Sardines are a nutrient-rich fish widely consumed by humans. They are commonly served in cans, but fresh sardines are often grilled, pickled, or smoked.
Sardines, or pilchards, are several types of small, oily fish related to herrings, family Clupeidae. The term sardine was first used in English during the early 15th century, and may come from the Mediterranean island of Sardinia, around which sardines were once abundant.
The terms sardine and pilchard are not precise, and what is meant depends on the region. The United Kingdom's Sea Fish Industry Authority, for example, classifies sardines as young pilchards. One criterion suggests fish shorter in length than 6 inches (15 cm) are sardines, and larger ones pilchards. The FAO/WHO Codex standard for canned sardines cites 21 species that may be classed as sardines;FishBase, a comprehensive database of information about fish, calls at least six species "pilchard", over a dozen just "sardine", and many more with the two basic names qualified by various adjectives.

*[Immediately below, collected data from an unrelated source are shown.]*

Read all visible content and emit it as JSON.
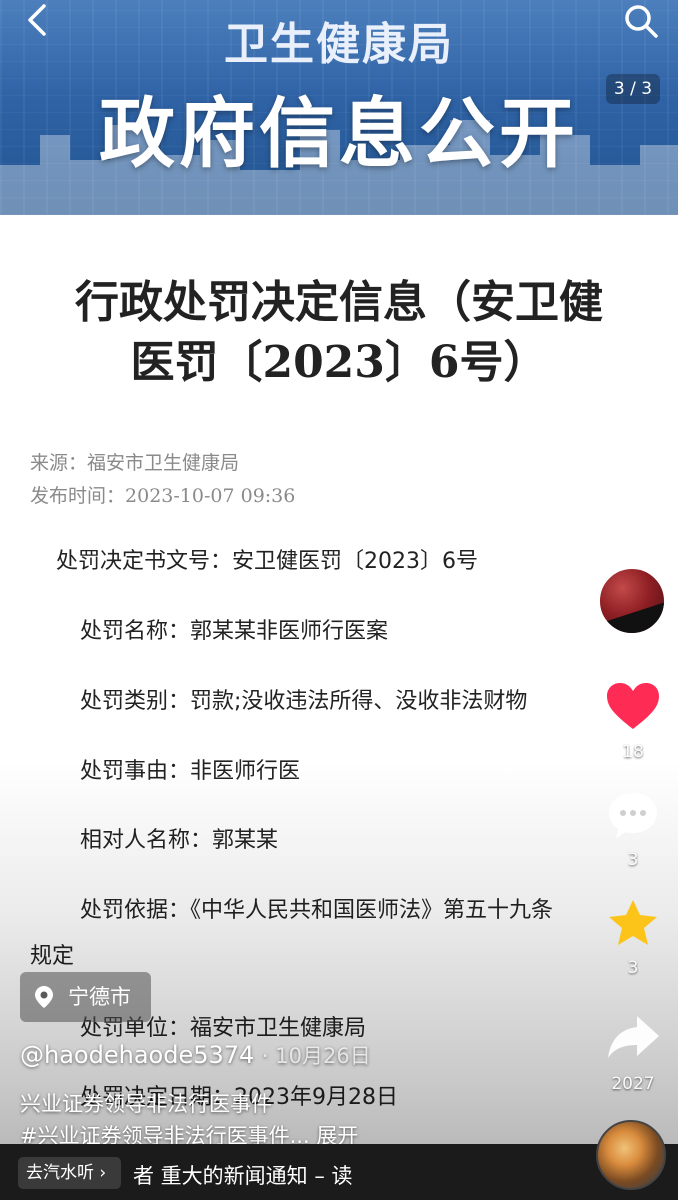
{
  "banner": {
    "subtitle": "卫生健康局",
    "title": "政府信息公开",
    "page_counter": "3 / 3"
  },
  "article": {
    "title_line1": "行政处罚决定信息（安卫健",
    "title_line2": "医罚〔2023〕6号）",
    "source_label": "来源：",
    "source_value": "福安市卫生健康局",
    "publish_label": "发布时间：",
    "publish_value": "2023-10-07 09:36",
    "fields": [
      "处罚决定书文号：安卫健医罚〔2023〕6号",
      "处罚名称：郭某某非医师行医案",
      "处罚类别：罚款;没收违法所得、没收非法财物",
      "处罚事由：非医师行医",
      "相对人名称：郭某某",
      "处罚依据：《中华人民共和国医师法》第五十九条",
      "规定",
      "处罚单位：福安市卫生健康局",
      "处罚决定日期：2023年9月28日"
    ]
  },
  "rail": {
    "likes": "18",
    "comments": "3",
    "favorites": "3",
    "shares": "2027"
  },
  "overlay": {
    "location": "宁德市",
    "author": "@haodehaode5374",
    "date": "10月26日",
    "video_title": "兴业证券领导非法行医事件",
    "hashtag": "#兴业证券领导非法行医事件...",
    "expand": "展开",
    "music_chip": "去汽水听",
    "music_text": "者    重大的新闻通知  – 读"
  },
  "colors": {
    "banner_blue": "#2f63a6",
    "like_red": "#fe2c55",
    "favorite_yellow": "#fcc419"
  }
}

Sardines are commercially fished for a variety of uses: for bait; for immediate consumption; for canning, drying, salting, or smoking; and for reduction into fish meal or oil. The chief use of sardines is for human consumption, but fish meal is used as animal feed, while sardine oil has many uses, including the manufacture of paint, varnish, and linoleum.
Sardines are rich in vitamins and minerals. A small serving of sardines once a day can provide up to 13% of the RDA (recommended daily allowance) value of vitamin B2; roughly one-quarter of the RDA of niacin, and about 150% of the RDA of vitamin B12. All B vitamins help to support proper nervous system function and are used for energy metabolism, or converting food into energy. Also, sardines are high in the major minerals such as phosphorus, calcium, potassium, and some trace minerals such as iron and selenium. Sardines are also a natural source of marine omega-3 fatty acids, which reduce the occurrence of cardiovascular disease. Recent studies suggest the regular consumption of omega-3 fatty acids reduces the likelihood of developing Alzheimer's disease and can even boost brain function. These fatty acids may also help lower blood sugar levels a small amount. They are also a good source of vitamin D,calcium, and protein.